Pada tanggal 8 September 2015,
iseng-iseng saya membuka sosmed. Ada berita menarik dari Tempo.Co Bandung,
tentang pernyataan Kang Emil, Wali Kota Bandung. Katanya beliau punya
trik untuk mengurangi beban hidup buruh tanpa harus berdebat panjang soal
kenaikan upah minimum kota/kabupaten yang sering pula membuat pengusaha pusing.
Trik Kang Emil untuk membantu menyejahterakan
buruh itu bukan melulu dengan meningkatkan pendapatan tapi mengurangi
pengeluaran. Ada dua inovasi yang bias dilakukan, pertama adalah membuat
penghematan ongkos buruh untuk pergi ke pasar. Nantinya, buruh tidak perlu lagi
ke pasar hanya untuk belanja kebutuhan sehari-hari. Dengan hanya menelepon
koperasi khusus, para buruh cukup berbelanja dari rumah dengan cara menelepon
apa saja barang kebutuhan mereka. Belanjaan akan dikirimkan langsung ke rumah
tanpa biaya tambahan
Saya menemukan solusi ini yang
dilakukan oleh pengusaha Indonesia di Taiwan. Para TKI hanya cukup menelepon
perusahaan tersebut untuk mengirimkan barang pesanannya ke tujuan, termasuk di
tanah air. Tapi tentunya ada biaya yang harus dikeluarkan buruh, sekalipun
tidak terlalu besar dibandingkan jika harus belanja dan mencari penjual
sendiri. Mereka bisa belanja pakai delivery sistem.
Kedua, Ridwan Kamil akan
memberdayakan tujuh unit bus milik Pemerintah Kota Bandung yang selama ini
sering terparkir untuk dimanfaatkan menjadi bus khusus buruh. Diharapkan,
bantuan bus-bus ini bisa mengurangi ongkos ke tempat kerja para buruh. Bus-bus tersebut
milik dinas aset Pemkot yang akan dioptimalkan untuk jadi angkutan buruh dari
zona permukiman dan zona kerja sehingga membantu mereka mengurangi biaya
transportasi, nantinya akan dikelola oleh Dinas Perhubungan Kota Bandung. Kata
Kang Emil "Kita melayani sekolah
kenapa tidak melayani segmen masyarakat lain (buruh). Diteliti dulu yang
konsentrasi buruhnya paling banyak. Rutenya bukan keliling Bandung,"

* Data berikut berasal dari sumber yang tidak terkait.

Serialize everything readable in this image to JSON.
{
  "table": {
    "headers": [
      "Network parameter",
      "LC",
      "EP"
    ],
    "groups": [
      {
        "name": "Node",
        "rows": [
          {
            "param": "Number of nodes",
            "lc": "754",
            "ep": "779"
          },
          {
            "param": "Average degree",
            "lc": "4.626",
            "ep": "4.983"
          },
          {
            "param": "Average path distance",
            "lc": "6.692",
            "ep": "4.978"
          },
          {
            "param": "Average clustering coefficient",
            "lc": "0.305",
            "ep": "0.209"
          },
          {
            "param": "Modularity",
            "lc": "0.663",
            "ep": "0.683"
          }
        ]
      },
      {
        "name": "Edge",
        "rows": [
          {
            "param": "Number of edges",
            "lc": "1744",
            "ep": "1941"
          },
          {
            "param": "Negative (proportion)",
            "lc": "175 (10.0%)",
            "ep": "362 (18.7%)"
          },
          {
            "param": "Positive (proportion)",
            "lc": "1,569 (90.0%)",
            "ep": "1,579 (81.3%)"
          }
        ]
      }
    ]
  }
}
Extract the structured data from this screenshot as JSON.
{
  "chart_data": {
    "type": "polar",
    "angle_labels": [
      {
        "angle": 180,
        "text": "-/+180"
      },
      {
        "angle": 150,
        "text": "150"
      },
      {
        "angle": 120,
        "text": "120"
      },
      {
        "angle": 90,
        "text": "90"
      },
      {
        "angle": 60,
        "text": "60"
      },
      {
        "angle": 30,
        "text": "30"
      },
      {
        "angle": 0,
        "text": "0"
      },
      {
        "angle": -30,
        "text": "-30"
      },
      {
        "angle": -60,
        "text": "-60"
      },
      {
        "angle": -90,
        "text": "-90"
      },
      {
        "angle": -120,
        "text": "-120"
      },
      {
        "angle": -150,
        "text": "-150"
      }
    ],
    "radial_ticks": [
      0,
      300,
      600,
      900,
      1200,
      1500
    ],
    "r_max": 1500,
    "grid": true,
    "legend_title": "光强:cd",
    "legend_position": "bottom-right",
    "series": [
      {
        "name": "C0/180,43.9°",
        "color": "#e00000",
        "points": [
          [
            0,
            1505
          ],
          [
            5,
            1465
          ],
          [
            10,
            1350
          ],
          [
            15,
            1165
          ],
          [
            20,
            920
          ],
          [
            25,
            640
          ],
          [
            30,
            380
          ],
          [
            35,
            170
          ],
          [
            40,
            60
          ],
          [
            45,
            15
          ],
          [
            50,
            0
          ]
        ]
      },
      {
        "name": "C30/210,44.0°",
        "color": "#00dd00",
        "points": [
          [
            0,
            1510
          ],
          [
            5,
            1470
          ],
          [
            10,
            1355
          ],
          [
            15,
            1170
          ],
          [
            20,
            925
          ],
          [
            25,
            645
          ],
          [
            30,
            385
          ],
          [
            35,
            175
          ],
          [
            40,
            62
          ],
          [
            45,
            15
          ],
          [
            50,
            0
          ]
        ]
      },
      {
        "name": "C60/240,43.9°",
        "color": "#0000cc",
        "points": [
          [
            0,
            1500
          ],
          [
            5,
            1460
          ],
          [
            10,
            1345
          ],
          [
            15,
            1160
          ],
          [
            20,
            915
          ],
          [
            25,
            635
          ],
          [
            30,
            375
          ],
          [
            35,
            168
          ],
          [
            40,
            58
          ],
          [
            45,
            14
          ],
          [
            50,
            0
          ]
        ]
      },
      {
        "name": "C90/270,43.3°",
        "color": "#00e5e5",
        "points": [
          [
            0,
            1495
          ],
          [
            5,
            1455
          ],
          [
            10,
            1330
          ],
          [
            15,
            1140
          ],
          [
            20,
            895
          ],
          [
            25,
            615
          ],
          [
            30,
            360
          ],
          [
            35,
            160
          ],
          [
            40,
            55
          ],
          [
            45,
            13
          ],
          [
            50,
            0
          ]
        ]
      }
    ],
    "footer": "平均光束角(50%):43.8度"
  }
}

Memang persoalan buruh sejatinya
bukan sekedar Upah Minimumnya, tapi menyangkut pula daya beli dan pengeluaran
yang harus dikeluarkan secara rutin. Buat apa gaji besar tapi tak mampu membeli
barang-barang keperluan sehari-hari. Tapi permasalah pengeluaran buruh ini adakalanya tidak
sering menjadi perhatian serius, kecuali dalam seminar dan demo-demo tentang
kenaikan BBM yang berpengaruh terhadap kenaikan kebutuhan pokok.
Buruh adalah asset bangsa yang
produktif, tanpa buruh roda perekomian belum tentu bisa berjalan normal. Sejarah telah membuktikan, bahwa boikot dan mogok buruh dapat membangrutkan suatu usaha dan perekonomian negara, bahkan
kita pun bisa melihat pertumbuhan perekonomian suatu daerah yang cukup
significant jika suatu usaha memerlukan tenaga buruh didaerahnya. Karena setiap rupiah yang
mereka belanjakan diniscayakan berdampak terhadap multiplayer effect bagi
perekonomian. Sekalipun saat ini persaingan akan semakin ketat dengan munculnya
mesin-mesin yang menggantikan tenaga buruh, dan buruh-buruh asing yang dianggap
memiliki kompetensi lebihj baik didbanding buruh kita, seperti buruh-buruh di
pabrik semen yang modalnya berasal dari China.
Jika saja setiap pemerintah
daerah menyadari permasalahan ini, dan aktif mencarikan solusi bagi permasalahan
buruh, mungkin kerut dikening para buruh, penguasa dan pemerintah akan semakin
jarang. Oleh karenanya, sebaiknya pemerintah daerah itu bukan hanya sekedar
mengharapkan pajak dari suatu investasi didaerahnya, melainkan pula dituntut
untuk lebih inovatif mensejahterakan buruh yang nota bena rakaytanya. Jika saja
keseimbangan ini dapat dilakukan, maka kasus seperti Udin dan Marsinah tidak
akan terulang lagi. Karena, bukankah kasus ini menunjukan keberpihakan kepada
pengusaha semata, tanpa menghiraukan Hak Azasi bagi buruh, sebagai warganegara
dan penyumbang devisa kita ?. Mantaplah Kang Emil.